Ullapool

Member
One came up locally. 1997, was owned by one of the estates up here for most of its life until 3 years ago. Well looked after, annual main dealer. Originally purchased from HR Owen, London. Air conditioning and suspension work. 138000 miles. Good bodywork, tidy chassis. A few niggles but nothing major. I paid £400.

Cheaper to insure than my 2.5 DSE.
 
Cool. Head gaskets will be another £400, then airbags another £200 and then a new rad / niggles / etc should be another £400. :)
 
If it hasn't slipped any liners by now at 138k you could be lucky. The 4.0 is less likely to do so that the 4.6 so keep your cooling system in top condition & enjoy.
 
How do you figure that a 4.0 is less likely to slip a liner then ???
hmmm....I was wondering too...the bore size is the same, the 4.6 was stroked to increase capacity....cylinder walls are still as thin and likely for overheating issues and loose liners.

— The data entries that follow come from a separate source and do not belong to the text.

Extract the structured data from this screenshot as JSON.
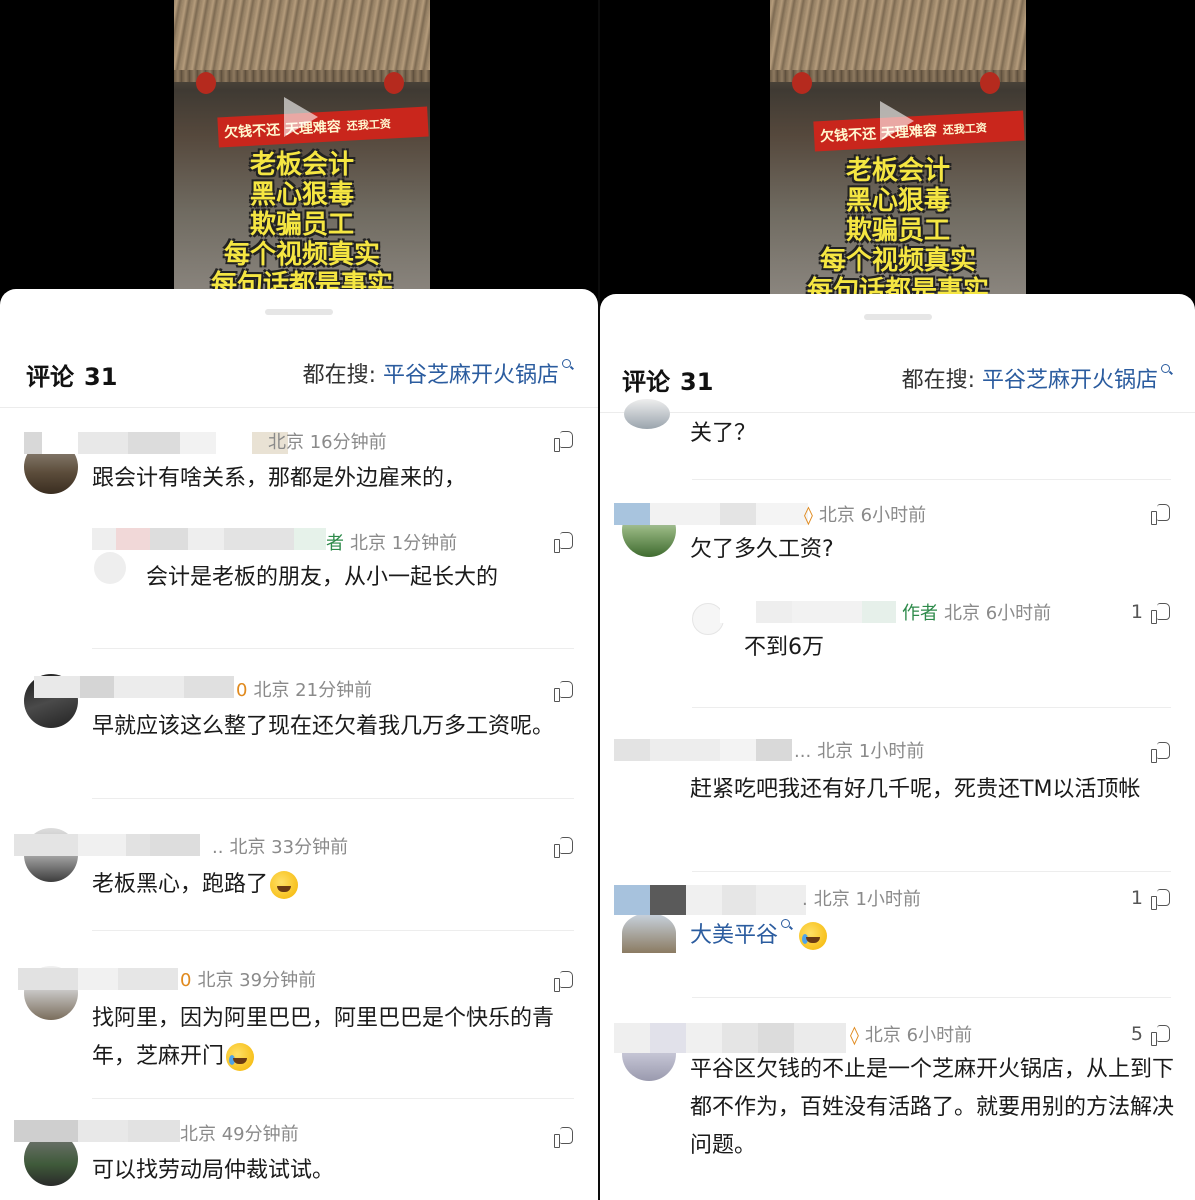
{
  "video": {
    "banner_main": "欠钱不还 天理难容",
    "banner_small": "还我工资",
    "lines": [
      "老板会计",
      "黑心狠毒",
      "欺骗员工",
      "每个视频真实",
      "每句话都是事实"
    ]
  },
  "header": {
    "comments_label": "评论",
    "comments_count": "31",
    "search_prefix": "都在搜:",
    "search_term": "平谷芝麻开火锅店"
  },
  "left_comments": [
    {
      "meta": "北京 16分钟前",
      "text": "跟会计有啥关系，那都是外边雇来的，"
    },
    {
      "tag": "者",
      "meta": "北京 1分钟前",
      "text": "会计是老板的朋友，从小一起长大的"
    },
    {
      "prefix": "0",
      "meta": "北京 21分钟前",
      "text": "早就应该这么整了现在还欠着我几万多工资呢。"
    },
    {
      "prefix": "..",
      "meta": "北京 33分钟前",
      "text": "老板黑心，跑路了"
    },
    {
      "prefix": "0",
      "meta": "北京 39分钟前",
      "text": "找阿里，因为阿里巴巴，阿里巴巴是个快乐的青年，芝麻开门"
    },
    {
      "meta": "北京 49分钟前",
      "meta_partial": "北京 49分钟前",
      "text": "可以找劳动局仲裁试试。"
    }
  ],
  "right_comments": [
    {
      "text": "关了？"
    },
    {
      "meta": "北京 6小时前",
      "text": "欠了多久工资?"
    },
    {
      "tag": "作者",
      "meta": "北京 6小时前",
      "likes": "1",
      "text": "不到6万"
    },
    {
      "prefix": "...",
      "meta": "北京 1小时前",
      "text": "赶紧吃吧我还有好几千呢，死贵还TM以活顶帐"
    },
    {
      "prefix": ".",
      "meta": "北京 1小时前",
      "likes": "1",
      "text": "大美平谷"
    },
    {
      "meta": "北京 6小时前",
      "likes": "5",
      "text": "平谷区欠钱的不止是一个芝麻开火锅店，从上到下都不作为，百姓没有活路了。就要用别的方法解决问题。"
    }
  ],
  "icons": {
    "like": "thumbs-up-icon",
    "search": "search-icon"
  },
  "colors": {
    "link": "#2b5c9f",
    "author_tag": "#2d8a4a",
    "meta": "#8a8a8a"
  }
}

Have to say though despite this, the reports that you here of are more biased towards the 4.6.
 
You guys have answered the question for me, I also believe the fuel mapping was different & the extra torque of the longer stroke 4.6 meant it was less likely to down-shift under load. In the early days of the P38's main stealers suffered a plethora of warranty claims that were initially treated as head gasket failures because the slipped-liner syndrome hadn't yet been recognised, or at least not admitted o_O
 
£400 ??? had the guy who sold it to given up driving cos he was blind !!! At that price I would have travelled from kent for it. :D
 
The 4.6 engines were given the better blocks I believe they were x-rayed and wall thickness measured then assigned to which ever for building up, as for more heat in a 4.6 I just don't see that as they are all thermostat controlled engines and run at a given temp ????
 
That would be overall engine and cooling system temp.....combustion temp at the moment of ignition would no doubt be higher on the 4.6 as they were run a tad leaner than the 4.0 iirc and this will also increase the combustion temps.
 
That would be overall engine and cooling system temp.....combustion temp at the moment of ignition would no doubt be higher on the 4.6 as they were run a tad leaner than the 4.0 iirc and this will also increase the combustion temps.

And higher combustion chamber temp. has also been mooted as a contributory factor for liner slip when extended running on LPG vs petrol.